The clean and proper way would be to rewrite all file I/O routines completely and turn something like
struct foo s; read_from_file(file, &s, sizeof(foo));
into
struct foo s; s.bar = read_big_endian_16(file); s.baz = read_big_endian_32(file);
to make a clear distinction between the (portable) external representation of data and the (non-portable) internal one. SDL offers a convenient set of routines to implement file I/O in such a way, centering around an "SDL_RWops" object that represents a byte stream in a file or in memory.
Doing it like this would have taken a considerable amount of time and restructuring of the code (because in many instances, a big chunk of data is read from disk and only parsed in memory). As I wanted to see results quickly, I opted for the "middle way" by making this assumption:
If the fields in a structure are naturally aligned by counting the number of bytes each field takes, the compiler will not add padding.
This means that, for example, in the structure "bogon" above, the field "up" will be at offset 0 and the field "down" at offset 4. This is true on almost all architectures, even on the Mac.

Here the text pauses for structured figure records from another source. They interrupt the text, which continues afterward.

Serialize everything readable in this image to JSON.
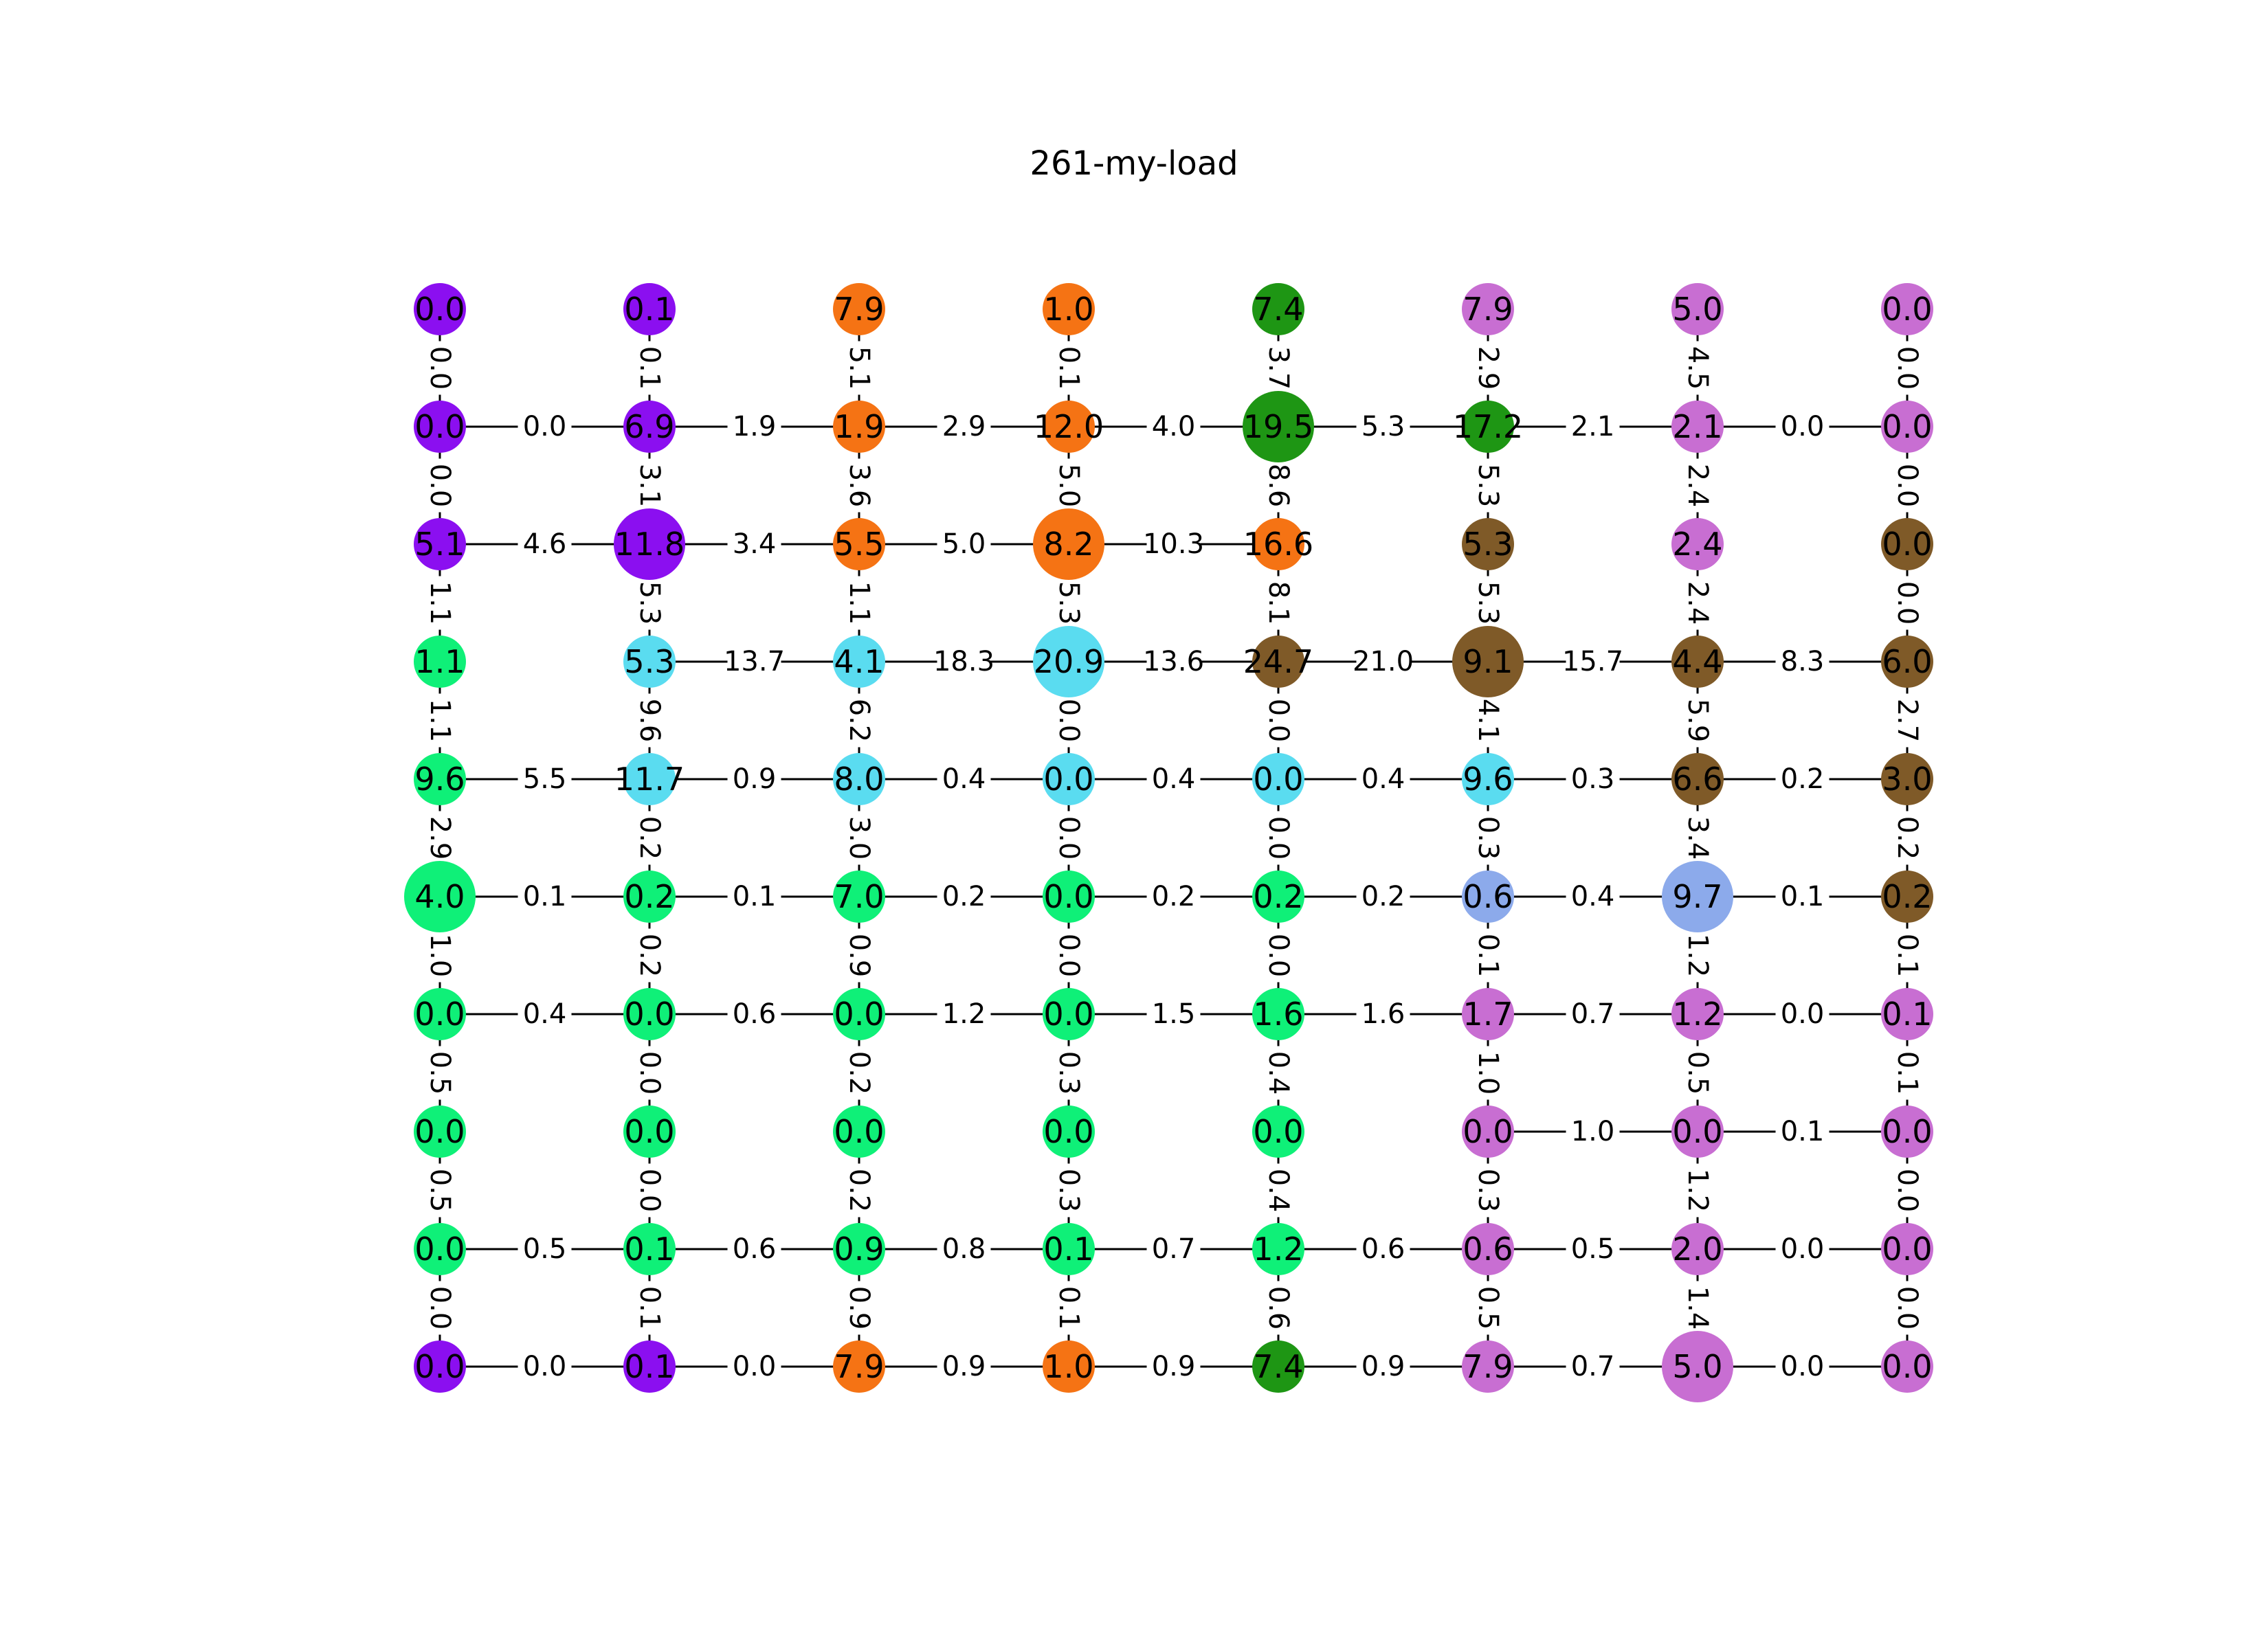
{
  "title": "261-my-load",
  "colors": {
    "purple": "#8b0ff0",
    "orange": "#f57314",
    "green": "#1e9614",
    "pink": "#c86ed2",
    "brown": "#7f5a28",
    "lime": "#0ff078",
    "cyan": "#5adcf0",
    "periwinkle": "#8caaeb",
    "edge": "#000000",
    "edge_label_bg": "#ffffff"
  },
  "chart_data": {
    "type": "grid-graph",
    "columns": 8,
    "rows": 10,
    "nodes": [
      [
        {
          "v": "0.0",
          "c": "purple",
          "w": 0
        },
        {
          "v": "0.1",
          "c": "purple",
          "w": 0
        },
        {
          "v": "7.9",
          "c": "orange",
          "w": 0
        },
        {
          "v": "1.0",
          "c": "orange",
          "w": 0
        },
        {
          "v": "7.4",
          "c": "green",
          "w": 0
        },
        {
          "v": "7.9",
          "c": "pink",
          "w": 0
        },
        {
          "v": "5.0",
          "c": "pink",
          "w": 0
        },
        {
          "v": "0.0",
          "c": "pink",
          "w": 0
        }
      ],
      [
        {
          "v": "0.0",
          "c": "purple",
          "w": 0
        },
        {
          "v": "6.9",
          "c": "purple",
          "w": 0
        },
        {
          "v": "1.9",
          "c": "orange",
          "w": 0
        },
        {
          "v": "12.0",
          "c": "orange",
          "w": 0
        },
        {
          "v": "19.5",
          "c": "green",
          "w": 1
        },
        {
          "v": "17.2",
          "c": "green",
          "w": 0
        },
        {
          "v": "2.1",
          "c": "pink",
          "w": 0
        },
        {
          "v": "0.0",
          "c": "pink",
          "w": 0
        }
      ],
      [
        {
          "v": "5.1",
          "c": "purple",
          "w": 0
        },
        {
          "v": "11.8",
          "c": "purple",
          "w": 1
        },
        {
          "v": "5.5",
          "c": "orange",
          "w": 0
        },
        {
          "v": "8.2",
          "c": "orange",
          "w": 1
        },
        {
          "v": "16.6",
          "c": "orange",
          "w": 0
        },
        {
          "v": "5.3",
          "c": "brown",
          "w": 0
        },
        {
          "v": "2.4",
          "c": "pink",
          "w": 0
        },
        {
          "v": "0.0",
          "c": "brown",
          "w": 0
        }
      ],
      [
        {
          "v": "1.1",
          "c": "lime",
          "w": 0
        },
        {
          "v": "5.3",
          "c": "cyan",
          "w": 0
        },
        {
          "v": "4.1",
          "c": "cyan",
          "w": 0
        },
        {
          "v": "20.9",
          "c": "cyan",
          "w": 1
        },
        {
          "v": "24.7",
          "c": "brown",
          "w": 0
        },
        {
          "v": "9.1",
          "c": "brown",
          "w": 1
        },
        {
          "v": "4.4",
          "c": "brown",
          "w": 0
        },
        {
          "v": "6.0",
          "c": "brown",
          "w": 0
        }
      ],
      [
        {
          "v": "9.6",
          "c": "lime",
          "w": 0
        },
        {
          "v": "11.7",
          "c": "cyan",
          "w": 0
        },
        {
          "v": "8.0",
          "c": "cyan",
          "w": 0
        },
        {
          "v": "0.0",
          "c": "cyan",
          "w": 0
        },
        {
          "v": "0.0",
          "c": "cyan",
          "w": 0
        },
        {
          "v": "9.6",
          "c": "cyan",
          "w": 0
        },
        {
          "v": "6.6",
          "c": "brown",
          "w": 0
        },
        {
          "v": "3.0",
          "c": "brown",
          "w": 0
        }
      ],
      [
        {
          "v": "4.0",
          "c": "lime",
          "w": 1
        },
        {
          "v": "0.2",
          "c": "lime",
          "w": 0
        },
        {
          "v": "7.0",
          "c": "lime",
          "w": 0
        },
        {
          "v": "0.0",
          "c": "lime",
          "w": 0
        },
        {
          "v": "0.2",
          "c": "lime",
          "w": 0
        },
        {
          "v": "0.6",
          "c": "periwinkle",
          "w": 0
        },
        {
          "v": "9.7",
          "c": "periwinkle",
          "w": 1
        },
        {
          "v": "0.2",
          "c": "brown",
          "w": 0
        }
      ],
      [
        {
          "v": "0.0",
          "c": "lime",
          "w": 0
        },
        {
          "v": "0.0",
          "c": "lime",
          "w": 0
        },
        {
          "v": "0.0",
          "c": "lime",
          "w": 0
        },
        {
          "v": "0.0",
          "c": "lime",
          "w": 0
        },
        {
          "v": "1.6",
          "c": "lime",
          "w": 0
        },
        {
          "v": "1.7",
          "c": "pink",
          "w": 0
        },
        {
          "v": "1.2",
          "c": "pink",
          "w": 0
        },
        {
          "v": "0.1",
          "c": "pink",
          "w": 0
        }
      ],
      [
        {
          "v": "0.0",
          "c": "lime",
          "w": 0
        },
        {
          "v": "0.0",
          "c": "lime",
          "w": 0
        },
        {
          "v": "0.0",
          "c": "lime",
          "w": 0
        },
        {
          "v": "0.0",
          "c": "lime",
          "w": 0
        },
        {
          "v": "0.0",
          "c": "lime",
          "w": 0
        },
        {
          "v": "0.0",
          "c": "pink",
          "w": 0
        },
        {
          "v": "0.0",
          "c": "pink",
          "w": 0
        },
        {
          "v": "0.0",
          "c": "pink",
          "w": 0
        }
      ],
      [
        {
          "v": "0.0",
          "c": "lime",
          "w": 0
        },
        {
          "v": "0.1",
          "c": "lime",
          "w": 0
        },
        {
          "v": "0.9",
          "c": "lime",
          "w": 0
        },
        {
          "v": "0.1",
          "c": "lime",
          "w": 0
        },
        {
          "v": "1.2",
          "c": "lime",
          "w": 0
        },
        {
          "v": "0.6",
          "c": "pink",
          "w": 0
        },
        {
          "v": "2.0",
          "c": "pink",
          "w": 0
        },
        {
          "v": "0.0",
          "c": "pink",
          "w": 0
        }
      ],
      [
        {
          "v": "0.0",
          "c": "purple",
          "w": 0
        },
        {
          "v": "0.1",
          "c": "purple",
          "w": 0
        },
        {
          "v": "7.9",
          "c": "orange",
          "w": 0
        },
        {
          "v": "1.0",
          "c": "orange",
          "w": 0
        },
        {
          "v": "7.4",
          "c": "green",
          "w": 0
        },
        {
          "v": "7.9",
          "c": "pink",
          "w": 0
        },
        {
          "v": "5.0",
          "c": "pink",
          "w": 1
        },
        {
          "v": "0.0",
          "c": "pink",
          "w": 0
        }
      ]
    ],
    "horizontal_edges": [
      null,
      [
        "0.0",
        "1.9",
        "2.9",
        "4.0",
        "5.3",
        "2.1",
        "0.0"
      ],
      [
        "4.6",
        "3.4",
        "5.0",
        "10.3",
        null,
        null,
        null
      ],
      [
        null,
        "13.7",
        "18.3",
        "13.6",
        "21.0",
        "15.7",
        "8.3"
      ],
      [
        "5.5",
        "0.9",
        "0.4",
        "0.4",
        "0.4",
        "0.3",
        "0.2"
      ],
      [
        "0.1",
        "0.1",
        "0.2",
        "0.2",
        "0.2",
        "0.4",
        "0.1"
      ],
      [
        "0.4",
        "0.6",
        "1.2",
        "1.5",
        "1.6",
        "0.7",
        "0.0"
      ],
      [
        null,
        null,
        null,
        null,
        null,
        "1.0",
        "0.1"
      ],
      [
        "0.5",
        "0.6",
        "0.8",
        "0.7",
        "0.6",
        "0.5",
        "0.0"
      ],
      [
        "0.0",
        "0.0",
        "0.9",
        "0.9",
        "0.9",
        "0.7",
        "0.0"
      ]
    ],
    "vertical_edges": [
      [
        "0.0",
        "0.1",
        "5.1",
        "0.1",
        "3.7",
        "2.9",
        "4.5",
        "0.0"
      ],
      [
        "0.0",
        "3.1",
        "3.6",
        "5.0",
        "8.6",
        "5.3",
        "2.4",
        "0.0"
      ],
      [
        "1.1",
        "5.3",
        "1.1",
        "5.3",
        "8.1",
        "5.3",
        "2.4",
        "0.0"
      ],
      [
        "1.1",
        "9.6",
        "6.2",
        "0.0",
        "0.0",
        "4.1",
        "5.9",
        "2.7"
      ],
      [
        "2.9",
        "0.2",
        "3.0",
        "0.0",
        "0.0",
        "0.3",
        "3.4",
        "0.2"
      ],
      [
        "1.0",
        "0.2",
        "0.9",
        "0.0",
        "0.0",
        "0.1",
        "1.2",
        "0.1"
      ],
      [
        "0.5",
        "0.0",
        "0.2",
        "0.3",
        "0.4",
        "1.0",
        "0.5",
        "0.1"
      ],
      [
        "0.5",
        "0.0",
        "0.2",
        "0.3",
        "0.4",
        "0.3",
        "1.2",
        "0.0"
      ],
      [
        "0.0",
        "0.1",
        "0.9",
        "0.1",
        "0.6",
        "0.5",
        "1.4",
        "0.0"
      ]
    ]
  }
}
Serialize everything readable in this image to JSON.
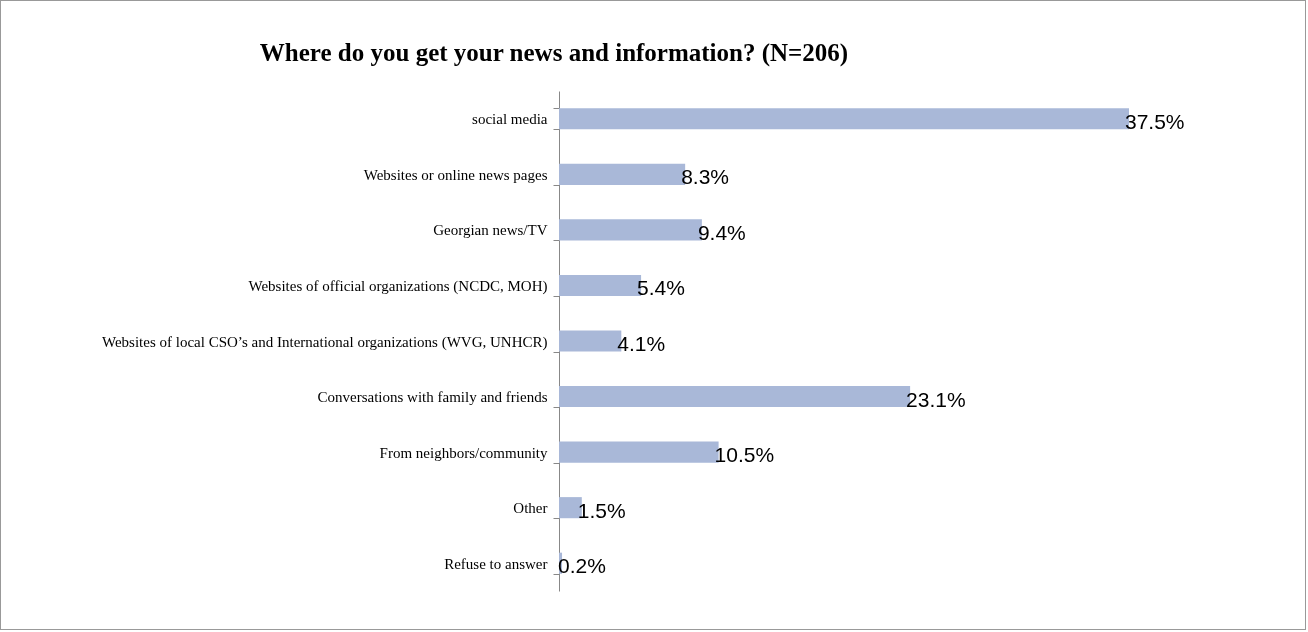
{
  "chart_data": {
    "type": "bar",
    "orientation": "horizontal",
    "title": "Where do you get your news and information? (N=206)",
    "categories": [
      "social media",
      "Websites or online news pages",
      "Georgian news/TV",
      "Websites of official organizations (NCDC, MOH)",
      "Websites of local CSO’s and International organizations (WVG, UNHCR)",
      "Conversations with family and friends",
      "From neighbors/community",
      "Other",
      "Refuse to answer"
    ],
    "values": [
      37.5,
      8.3,
      9.4,
      5.4,
      4.1,
      23.1,
      10.5,
      1.5,
      0.2
    ],
    "value_labels": [
      "37.5%",
      "8.3%",
      "9.4%",
      "5.4%",
      "4.1%",
      "23.1%",
      "10.5%",
      "1.5%",
      "0.2%"
    ],
    "color": "#a9b8d8"
  }
}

This assumption solves problem 2 when only naturally aligned structures are used. So I created special versions of the structures where the problem arises. For example, the "foo" structure above is not naturally aligned, but
struct saved_foo {
int16 bar;
int16 baz_hi, baz_lo;
};
is. The problematic "baz" field is split into two. Now it's easier to read and byte-swap a 6-byte "foo" from disk:
_bs_field _bs_saved_foo[] = {
_2byte, _2byte, _2byte // Note: not _2byte, _4byte
};
struct saved_foo s;
read_from_file(file, &s, sizeof(saved_foo));
byte_swap_data(&s, sizeof(saved_foo), 1, _bs_saved_foo);
struct foo s2;
s2.bar = s.bar;
s2.baz = (s.baz_hi << 16) _ s.baz_lo;
Now about problem 3. When we read it a 6-byte "bogon" structure like this
_bs_field _bs_bogon[] = {
_4byte, _2byte
};
struct bogon b;
read_from_file(file, &b, sizeof(bogon));
byte_swap_data(&b, sizeof(bogon), 1, _bs_bogon);
we are making two mistakes. Firstly, sizeof(bogon) is most likely 8, so we are reading too much from the file. And then, the byte_swap_data() function is told to swap 8 bytes, but the _bs_bogon definition only accounts for 6 bytes, so the byte_swap_data() function will run amok.
To solve this problem, I've introduced "SIZEOF" constants:
const int SIZEOF_bogon = 6;
This means that a "bogon" structure takes up 6 bytes on disk, which may be different from sizeof(bogon). Now we can write
struct bogon b; read_from_file(file, &b, SIZEOF_bogon); byte_swap_data(&b, SIZEOF_bogon, 1, _bs_bogon);
...and it will work. This is how most of my map-reading code was implemented, and it worked for me.